J Thorac Cardiovasc Surg 1999;117:633-634
© 1999 Mosby, Inc.
Patient recovery after intermittent disc escape and spontaneous recession of a mechanical heart valve
Francis Robicsek, MD, PhD,
Joseph W. Cook, MD,
Charlotte, NC
Department of Thoracic/Cardiovascular Surgery, The Carolinas Heart Institute, 1001 Blythe Blvd, Suite 300, Charlotte, NC, 28203
To the Editor:
The following case is the first known instance of intermittent disc escape and spontaneous recession of a mechanical heart valve with recovery. The patient, a 38-year-old bookkeeper, was admitted to the Carolinas Medical Center on February 6, 1983. Her past history included mitral commissurotomy in 1966 and mitral valve replacement with a porcine heterograft in 1977. She was re-evaluated in February 1983. Cardiac studies revealed severe mitral regurgitation, and several days later she underwent heart surgery for the third time. The calcified and visibly incompetent Hancock prosthesis (Medtronic, Inc, Minneapolis, Minn) was removed and replaced with a No. 25 Björk-Shiley mitral valve prosthesis (Shiley, Inc, Irvine, Calif). A left atrial pressure-monitoring line was used, and postoperatively the left atrial pressure was measured as 24 mm Hg with equal a and b waves. She was doing well initially after the operation; however, 8 hours after her arrival in the cardiovascular recovery unit, bursts of ventricular tachycardia developed. Tall waves were observed on the left atrial pressure curve. She was hypotensive, with a systolic pressure of 55 mm Hg. Previously present mitral prosthetic clicks could not be heard. After a 10-minute episode, the left atrial waveform suddenly returned to normal and the systolic arterial pressure rose to 110 mm Hg. Normal mitral valve prosthetic clicks were again audible.
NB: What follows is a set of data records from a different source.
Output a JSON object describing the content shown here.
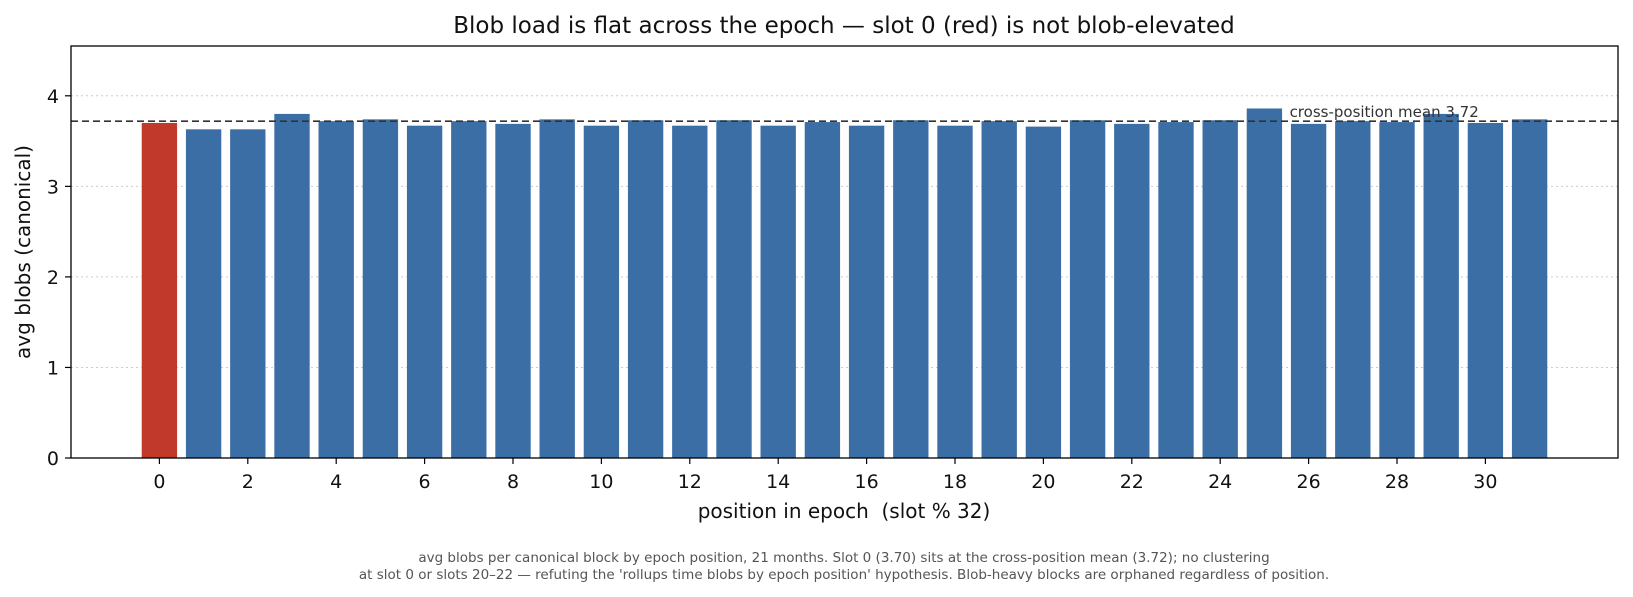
{
  "chart_data": {
    "type": "bar",
    "title": "Blob load is flat across the epoch — slot 0 (red) is not blob-elevated",
    "xlabel": "position in epoch  (slot % 32)",
    "ylabel": "avg blobs (canonical)",
    "categories": [
      0,
      1,
      2,
      3,
      4,
      5,
      6,
      7,
      8,
      9,
      10,
      11,
      12,
      13,
      14,
      15,
      16,
      17,
      18,
      19,
      20,
      21,
      22,
      23,
      24,
      25,
      26,
      27,
      28,
      29,
      30,
      31
    ],
    "values": [
      3.7,
      3.63,
      3.63,
      3.8,
      3.72,
      3.74,
      3.67,
      3.72,
      3.69,
      3.74,
      3.67,
      3.73,
      3.67,
      3.73,
      3.67,
      3.71,
      3.67,
      3.73,
      3.67,
      3.72,
      3.66,
      3.73,
      3.69,
      3.71,
      3.73,
      3.86,
      3.69,
      3.72,
      3.71,
      3.8,
      3.7,
      3.74
    ],
    "highlight_index": 0,
    "bar_color": "#3b6ea5",
    "highlight_color": "#c0392b",
    "xlim": [
      -2,
      33
    ],
    "ylim": [
      0,
      4.55
    ],
    "xticks": [
      0,
      2,
      4,
      6,
      8,
      10,
      12,
      14,
      16,
      18,
      20,
      22,
      24,
      26,
      28,
      30
    ],
    "yticks": [
      0,
      1,
      2,
      3,
      4
    ],
    "grid": "horizontal dotted",
    "reference_line": {
      "value": 3.72,
      "label": "cross-position mean 3.72",
      "style": "dashed"
    },
    "caption": [
      "avg blobs per canonical block by epoch position, 21 months. Slot 0 (3.70) sits at the cross-position mean (3.72); no clustering",
      "at slot 0 or slots 20–22 — refuting the 'rollups time blobs by epoch position' hypothesis. Blob-heavy blocks are orphaned regardless of position."
    ]
  }
}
About 10 minutes later, the same event recurred. The patient was taken urgently to the adjoining cardiac catheterization laboratory, where cinefluoroscopy revealed that the disc of the mitral prosthesis (with radiopaque marker ring) was bouncing freely in the left ventricle, then returned, and a few heartbeats later left the prosthetic struts again (Fig. 1).
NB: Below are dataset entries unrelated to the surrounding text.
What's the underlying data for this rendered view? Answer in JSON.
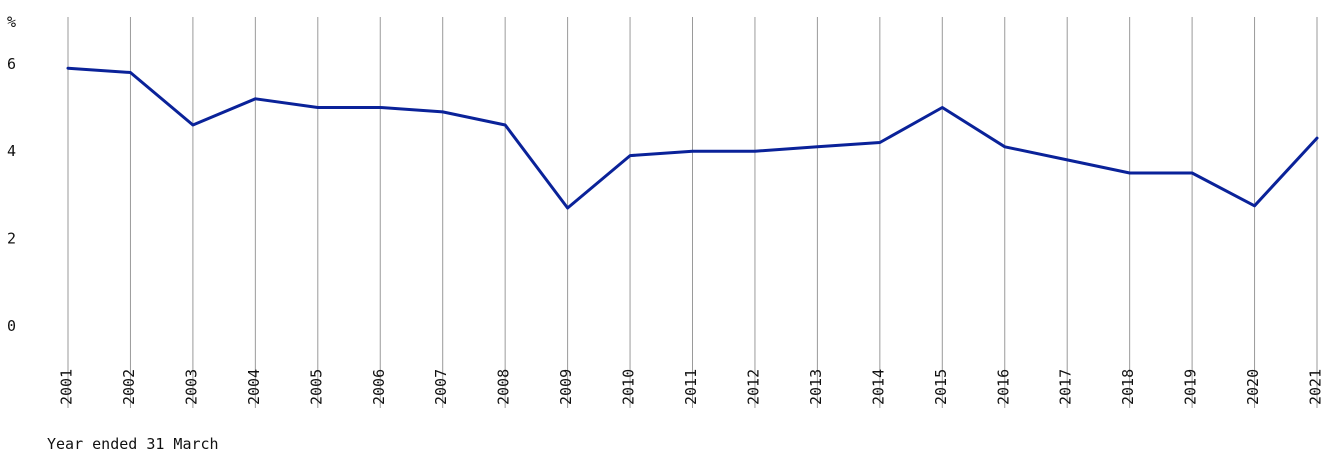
{
  "chart_data": {
    "type": "line",
    "title": "",
    "ylabel": "%",
    "xlabel": "Year ended 31 March",
    "ylim": [
      0,
      7
    ],
    "yticks": [
      0,
      2,
      4,
      6
    ],
    "grid": {
      "vertical": true,
      "horizontal": false
    },
    "categories": [
      "2001",
      "2002",
      "2003",
      "2004",
      "2005",
      "2006",
      "2007",
      "2008",
      "2009",
      "2010",
      "2011",
      "2012",
      "2013",
      "2014",
      "2015",
      "2016",
      "2017",
      "2018",
      "2019",
      "2020",
      "2021"
    ],
    "series": [
      {
        "color": "#0a2299",
        "values": [
          5.9,
          5.8,
          4.6,
          5.2,
          5.0,
          5.0,
          4.9,
          4.6,
          2.7,
          3.9,
          4.0,
          4.0,
          4.1,
          4.2,
          5.0,
          4.1,
          3.8,
          3.5,
          3.5,
          2.75,
          4.3
        ]
      }
    ]
  }
}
The patient, who was in shock and had pulmonary edema, was rushed to the operating room. In the operating room elevator her condition suddenly stabilized. Again she had normal blood pressure and well-audible prosthetic sounds. With the aid of cardiopulmonary bypass, the mitral prosthesis was re-explored. The disc was seated normally within the struts, and when tilted it seemed to be functioning properly. We decided to remove the prothesis despite its normal appearance, and while it was on the instrument table, the disc actually slid out of the struts. Gross inspection revealed only minimal asymmetry of the struts and a normal-appearing disc which, however, could be removed and reinserted into the struts without significant force. Another Björk-Shiley No. 25 mitral valve prosthesis was then chosen and inserted without difficulty. Postoperatively, the patient had a stormy course, requiring 24 hours of intra-aortic balloon counterpulsation. She was discharged from the hospital 11 days after valve replacement and has been doing well.
Of note, a similar case of a young boy with intermittent disc escape was presented at the 1980 session of Pete's Traveling Surgery Club in London. The patient did not survive.